Objective: To develop and evaluate a questionnaire assessing nurses' self-efficacy for labor support and to describe nurses' perceptions of factors assisting and preventing the provision of labor support.
Design: Two surveys completed by participants.
Setting: Five Canadian hospitals.
Participants: For Phase 1, 81% (55/68) of maternity nurses at one hospital participated; for Phase 2, 88% (152/173) of labor and delivery (L&D) nurses at four hospitals participated.
Main outcomes: Phase 1, psychometric properties of a new scale; Phase 2, nurses' self-efficacy for labor support and content analysis of nurses' comments.

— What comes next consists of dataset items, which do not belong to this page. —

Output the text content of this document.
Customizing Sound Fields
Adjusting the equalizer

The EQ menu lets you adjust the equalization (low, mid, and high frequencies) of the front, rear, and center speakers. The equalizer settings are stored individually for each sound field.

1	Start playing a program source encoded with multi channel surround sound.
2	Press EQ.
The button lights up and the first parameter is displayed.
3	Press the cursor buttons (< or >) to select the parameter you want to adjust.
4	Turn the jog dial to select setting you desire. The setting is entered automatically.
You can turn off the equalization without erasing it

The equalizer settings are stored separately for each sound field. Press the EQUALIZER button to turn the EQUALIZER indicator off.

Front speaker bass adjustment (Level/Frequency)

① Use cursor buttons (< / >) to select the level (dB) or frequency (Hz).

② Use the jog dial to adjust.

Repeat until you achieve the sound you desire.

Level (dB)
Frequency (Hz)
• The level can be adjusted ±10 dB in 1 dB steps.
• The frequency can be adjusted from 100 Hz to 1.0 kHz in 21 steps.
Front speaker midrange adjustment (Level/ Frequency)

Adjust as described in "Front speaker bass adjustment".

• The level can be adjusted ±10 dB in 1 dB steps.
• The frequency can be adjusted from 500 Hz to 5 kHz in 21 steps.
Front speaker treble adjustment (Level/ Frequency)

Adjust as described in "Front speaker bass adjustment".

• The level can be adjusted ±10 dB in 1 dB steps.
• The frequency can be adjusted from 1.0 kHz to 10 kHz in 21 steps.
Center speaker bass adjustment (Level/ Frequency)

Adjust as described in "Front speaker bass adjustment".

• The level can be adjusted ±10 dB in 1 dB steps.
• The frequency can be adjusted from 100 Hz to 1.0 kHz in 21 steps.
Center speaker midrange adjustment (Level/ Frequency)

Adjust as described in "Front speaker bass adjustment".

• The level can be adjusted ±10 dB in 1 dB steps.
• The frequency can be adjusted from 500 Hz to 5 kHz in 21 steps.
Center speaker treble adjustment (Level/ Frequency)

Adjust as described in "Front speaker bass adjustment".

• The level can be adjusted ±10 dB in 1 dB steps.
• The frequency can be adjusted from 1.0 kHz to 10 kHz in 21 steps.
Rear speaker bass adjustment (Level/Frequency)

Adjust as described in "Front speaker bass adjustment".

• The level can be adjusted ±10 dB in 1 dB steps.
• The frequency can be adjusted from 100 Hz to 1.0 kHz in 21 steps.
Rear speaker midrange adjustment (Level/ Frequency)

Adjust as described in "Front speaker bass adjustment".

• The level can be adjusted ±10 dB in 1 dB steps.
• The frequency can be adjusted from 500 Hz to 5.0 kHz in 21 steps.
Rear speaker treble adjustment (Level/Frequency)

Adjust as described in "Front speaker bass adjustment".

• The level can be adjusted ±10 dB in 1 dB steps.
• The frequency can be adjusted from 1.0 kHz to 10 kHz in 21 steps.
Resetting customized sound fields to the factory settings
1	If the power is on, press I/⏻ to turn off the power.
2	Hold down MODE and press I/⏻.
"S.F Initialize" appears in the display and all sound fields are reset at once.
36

Results: Phase 1: The Cronbach's alpha coefficient of the self-efficacy scale was .98, with a test-retest correlation of r(s) = .93. Higher (more positive) self-efficacy scores were found for L&D nurses compared with postpartum nurses, p < .0001. Phase 2: Mean self-efficacy scores for L&D nurses were high (range 86.9 to 92.1 out of 98). Written comments (n = 304) about the influencing factors in each work setting were coded into the following categories: staffing, physical environment, teamwork, management support, and negative staff attitudes.
Conclusions: Phase 1 provided beginning evidence of the reliability and validity of the Self-Efficacy Labor Support Scale. Phase 2 found that L&D nurses' self-efficacy or confidence to provide labor support was high. Therefore, it is recommended that future attention needs to be focused on factors related to the provision of labor support (staffing, physical environment, teamwork, management support, and negative staff attitudes). Attention to organizational factors is vital if nurses are the professional group to provide the evidence-based practice of continuous support for women in labor.